How do economics affect a person’s use of time?
People respond to incentives, and among the biggest incentives are our wages—the “price” at which we can sell our time—and the other income to which our household has access. Being able to earn more per hour leads us to work more; but doing so leaves less time over which to spread the greater earnings, making us rushed for time. Even those who do no paid work have to shoehorn their household’s income into a fixed number of hours per day. So it’s not surprising that both workers and non-workers who have more income do things that take more dollars per hour than do other people. Higher-income people sleep less and watch less TV but go out to restaurants, theater, concerts, and sporting events more than others.
Which issues will be discussed at the Barnard-IZA Conference?

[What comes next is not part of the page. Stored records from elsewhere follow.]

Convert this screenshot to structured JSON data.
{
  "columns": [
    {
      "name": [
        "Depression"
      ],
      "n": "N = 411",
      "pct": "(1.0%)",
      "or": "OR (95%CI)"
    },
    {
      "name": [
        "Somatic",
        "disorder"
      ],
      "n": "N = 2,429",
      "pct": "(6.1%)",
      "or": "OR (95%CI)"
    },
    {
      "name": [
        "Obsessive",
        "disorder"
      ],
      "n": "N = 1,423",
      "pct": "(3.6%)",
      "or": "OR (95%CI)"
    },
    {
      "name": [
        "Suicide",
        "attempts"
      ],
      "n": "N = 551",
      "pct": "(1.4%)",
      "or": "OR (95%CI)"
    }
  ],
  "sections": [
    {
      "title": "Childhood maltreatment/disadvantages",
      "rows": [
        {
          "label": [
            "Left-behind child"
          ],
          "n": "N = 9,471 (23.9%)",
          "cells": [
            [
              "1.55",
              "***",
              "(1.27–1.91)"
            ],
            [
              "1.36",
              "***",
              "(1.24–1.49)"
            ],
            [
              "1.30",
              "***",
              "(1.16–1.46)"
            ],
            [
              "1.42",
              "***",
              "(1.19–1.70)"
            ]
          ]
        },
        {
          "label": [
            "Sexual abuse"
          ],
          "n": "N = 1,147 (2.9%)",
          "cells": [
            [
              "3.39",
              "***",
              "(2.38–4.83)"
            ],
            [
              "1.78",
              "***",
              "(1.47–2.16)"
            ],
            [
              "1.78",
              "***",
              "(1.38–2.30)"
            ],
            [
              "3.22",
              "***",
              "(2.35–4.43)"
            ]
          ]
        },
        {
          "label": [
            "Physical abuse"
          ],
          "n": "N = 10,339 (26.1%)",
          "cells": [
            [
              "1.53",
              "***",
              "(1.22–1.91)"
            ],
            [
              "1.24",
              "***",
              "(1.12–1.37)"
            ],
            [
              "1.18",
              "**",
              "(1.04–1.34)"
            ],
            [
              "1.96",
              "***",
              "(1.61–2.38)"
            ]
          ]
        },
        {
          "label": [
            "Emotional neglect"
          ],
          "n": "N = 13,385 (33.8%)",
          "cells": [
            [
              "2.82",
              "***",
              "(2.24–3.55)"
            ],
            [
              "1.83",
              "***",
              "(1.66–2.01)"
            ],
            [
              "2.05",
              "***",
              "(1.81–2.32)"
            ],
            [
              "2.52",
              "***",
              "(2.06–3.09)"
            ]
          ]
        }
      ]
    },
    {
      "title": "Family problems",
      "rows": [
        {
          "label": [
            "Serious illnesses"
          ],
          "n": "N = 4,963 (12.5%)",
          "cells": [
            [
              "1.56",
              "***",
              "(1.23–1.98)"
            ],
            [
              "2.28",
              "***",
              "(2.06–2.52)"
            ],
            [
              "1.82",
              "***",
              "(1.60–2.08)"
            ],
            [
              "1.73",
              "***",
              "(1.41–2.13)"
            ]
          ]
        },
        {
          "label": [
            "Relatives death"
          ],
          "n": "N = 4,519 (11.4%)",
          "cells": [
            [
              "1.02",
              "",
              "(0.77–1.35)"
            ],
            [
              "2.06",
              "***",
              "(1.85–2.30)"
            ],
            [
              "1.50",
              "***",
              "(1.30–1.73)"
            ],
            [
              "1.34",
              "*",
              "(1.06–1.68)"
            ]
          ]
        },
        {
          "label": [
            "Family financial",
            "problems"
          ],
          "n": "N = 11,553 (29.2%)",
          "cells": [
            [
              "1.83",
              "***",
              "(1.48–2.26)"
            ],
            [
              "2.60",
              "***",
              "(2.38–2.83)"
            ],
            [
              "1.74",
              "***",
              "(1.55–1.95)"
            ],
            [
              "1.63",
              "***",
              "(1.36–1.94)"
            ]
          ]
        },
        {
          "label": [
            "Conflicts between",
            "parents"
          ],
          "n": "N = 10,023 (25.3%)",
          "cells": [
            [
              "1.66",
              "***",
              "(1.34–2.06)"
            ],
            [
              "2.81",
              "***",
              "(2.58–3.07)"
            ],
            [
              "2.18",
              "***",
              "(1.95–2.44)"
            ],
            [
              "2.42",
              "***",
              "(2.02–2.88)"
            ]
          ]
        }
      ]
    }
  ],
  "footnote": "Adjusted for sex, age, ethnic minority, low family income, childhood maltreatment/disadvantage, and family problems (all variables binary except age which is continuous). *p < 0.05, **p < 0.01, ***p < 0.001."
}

Some of the most interesting discussions involve looking at how the presence of women among top earners and in highly visible occupations has changed over time and how it differs across countries. The importance of mentoring women, role models, and norms in behavior are analyzed in some of the studies. Policies such as school-starting times, family leave, and the U.S. Earned Income Tax Credit are among the many that will be analyzed at the Barnard conference.
In your “Economics of Life” course, how do students use economics to understand daily life?
The purpose of the class is to get students to think about their own past, current, and future life courses, and to realize that a lot of what they do can be explained by the economic incentives they face. For example, in dating markets people’s choices are affected, whether they know it or not, by the incentives provided by the size and make-up of the group of prospective dates. Finding a prom date leads to unusual behavior that is like the behavior that economists have analyzed in job markets. In short, nearly every aspect of our personal behavior has useful analogs in more familiar markets, and the study of those analogs helps students realize how useful economics is in their daily lives.
Why is it important for students in your course to personally collect and then collaborate on the data?
Collecting data—which comes after the students have cooked up their ideas and designed their hypotheses—is a good way for them to think about the scientific method. Because I expect a serious piece of work that might even be publishable, having students pair up to do their projects mitigates the burden on each student. It also has the advantage of letting students bounce their thoughts off their project partner throughout the project.
Among the more interesting projects created this past term was one entitled “Swipe-Matching and the Cost of Sex: Relationships in the Age of Tinder,” and another called “Social Media and the Contingent Value of New York City Attractions.”